- DVD cover
- Directed by: Harikumar
- Written by: Sanjay Ram
- Produced by: Sunitha Hari
- Starring: Harikumar; Karthika; Swetha;
- Cinematography: M. Jeevan
- Edited by: P. Sai Suresh
- Music by: Pravin Mani
- Production company: Fourbro Films
- Release date: 14 July 2006;
- Country: India
- Language: Tamil

= Thoothukudi (film) =

Thoothukudi is a 2006 Indian Tamil-language crime action film set in the Thoothukudi district of Tamil Nadu directed by Harikumar, a dance choreographer, and written by Sanjay Ram. The film also starred Harikumar in the lead role alongside Karthika and Rahman.

== Cast ==
- Harikumar as Mahadevan
- Karthika as Mallika
- Rahman as Lingam
- Navin Balaji as Esaki
- Swetha as Esaki's wife
- Sudhakar Vasanth

== Production ==
The film marked the acting debut of dance choreographer Harikumar and actress Karthika in leading roles. Karthika was cast in the film after the makers had spotted her in a commercial. The relative success of the film prompted Karthika to be labelled as 'Thootukudi' Karthika or 'Karuvappaiya' Karthika by the media.

== Music ==
Pravin Mani composed the music. The song "Karuvappaiya" attained popularity prior to release, with Karthika's display in the song noted.
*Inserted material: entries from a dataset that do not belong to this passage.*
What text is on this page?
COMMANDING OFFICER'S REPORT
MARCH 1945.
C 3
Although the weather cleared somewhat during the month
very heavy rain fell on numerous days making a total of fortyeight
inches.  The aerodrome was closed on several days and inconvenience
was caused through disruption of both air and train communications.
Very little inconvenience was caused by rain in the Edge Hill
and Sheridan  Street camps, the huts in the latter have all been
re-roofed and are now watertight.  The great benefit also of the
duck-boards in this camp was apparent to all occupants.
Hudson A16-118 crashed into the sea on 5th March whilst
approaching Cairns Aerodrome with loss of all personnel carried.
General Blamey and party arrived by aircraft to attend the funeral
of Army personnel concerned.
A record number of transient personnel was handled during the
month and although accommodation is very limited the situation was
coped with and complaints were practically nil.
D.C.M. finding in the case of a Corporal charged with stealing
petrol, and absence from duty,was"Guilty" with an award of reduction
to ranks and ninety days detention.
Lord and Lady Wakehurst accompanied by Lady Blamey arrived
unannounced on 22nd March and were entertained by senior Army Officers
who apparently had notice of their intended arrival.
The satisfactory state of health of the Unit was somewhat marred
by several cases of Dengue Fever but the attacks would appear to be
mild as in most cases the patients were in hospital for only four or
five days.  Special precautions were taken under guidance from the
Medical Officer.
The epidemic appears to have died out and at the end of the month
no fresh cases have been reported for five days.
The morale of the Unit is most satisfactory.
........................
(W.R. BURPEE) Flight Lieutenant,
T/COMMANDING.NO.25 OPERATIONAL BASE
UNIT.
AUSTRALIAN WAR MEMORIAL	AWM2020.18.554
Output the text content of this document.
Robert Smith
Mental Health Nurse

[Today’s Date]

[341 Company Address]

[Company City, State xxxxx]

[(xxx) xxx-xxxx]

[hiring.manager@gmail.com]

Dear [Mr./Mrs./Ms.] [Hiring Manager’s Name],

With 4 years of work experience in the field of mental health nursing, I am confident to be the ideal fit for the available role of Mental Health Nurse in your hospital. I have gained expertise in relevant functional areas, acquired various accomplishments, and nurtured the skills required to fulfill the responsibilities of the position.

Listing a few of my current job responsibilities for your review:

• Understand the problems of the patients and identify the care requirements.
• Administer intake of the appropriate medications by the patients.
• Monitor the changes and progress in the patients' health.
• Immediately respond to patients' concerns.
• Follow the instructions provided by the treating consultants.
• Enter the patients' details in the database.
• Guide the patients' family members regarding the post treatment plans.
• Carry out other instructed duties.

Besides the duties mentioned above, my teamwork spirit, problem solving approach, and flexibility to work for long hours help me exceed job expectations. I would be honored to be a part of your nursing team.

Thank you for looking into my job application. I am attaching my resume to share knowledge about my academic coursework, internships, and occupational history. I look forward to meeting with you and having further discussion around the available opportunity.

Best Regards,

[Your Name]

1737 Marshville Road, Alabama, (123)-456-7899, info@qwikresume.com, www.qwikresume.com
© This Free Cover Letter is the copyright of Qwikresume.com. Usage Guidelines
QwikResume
Following the album, Pravin and Harikumar came together again for their next venture, Thirutham.

Track listing
| No. | Title | Singer(s) | Length |
|---|---|---|---|
| 1. | "Sollamal" | Haricharan |  |
| 2. | "Yethipodu" | Manicka Vinayagam, Malathy Lakshman |  |
| 3. | "Ka Viduvom" | Pushpavanam Kuppusamy |  |
| 4. | "Karuvappaiya" | K. S. Chithra, Tippu |  |
| 5. | "Kozhukkatta" | Sujatha Mohan, Karthik |  |
| 6. | "Pulam Pulam" | Srinivas |  |

== Reception ==
Sify gave the film a negative review and wrote that "On the whole, the script is wafer thin, there is no logic and is too dark and morbid". Malini Mannath of Chennai Online noted that "Though it's a predictable storyline, the director has attempted to bring in slight variations and the film does have its interesting moments and elements". A critic from Cinesouth wrote that "'Thoothukudi' is a decent action thriller".

== Sequel ==
In 2013, screenwriter Sanjay Ram began working on a sequel titled Kiliyanthattu Thoothukudi 2, and would also act in it.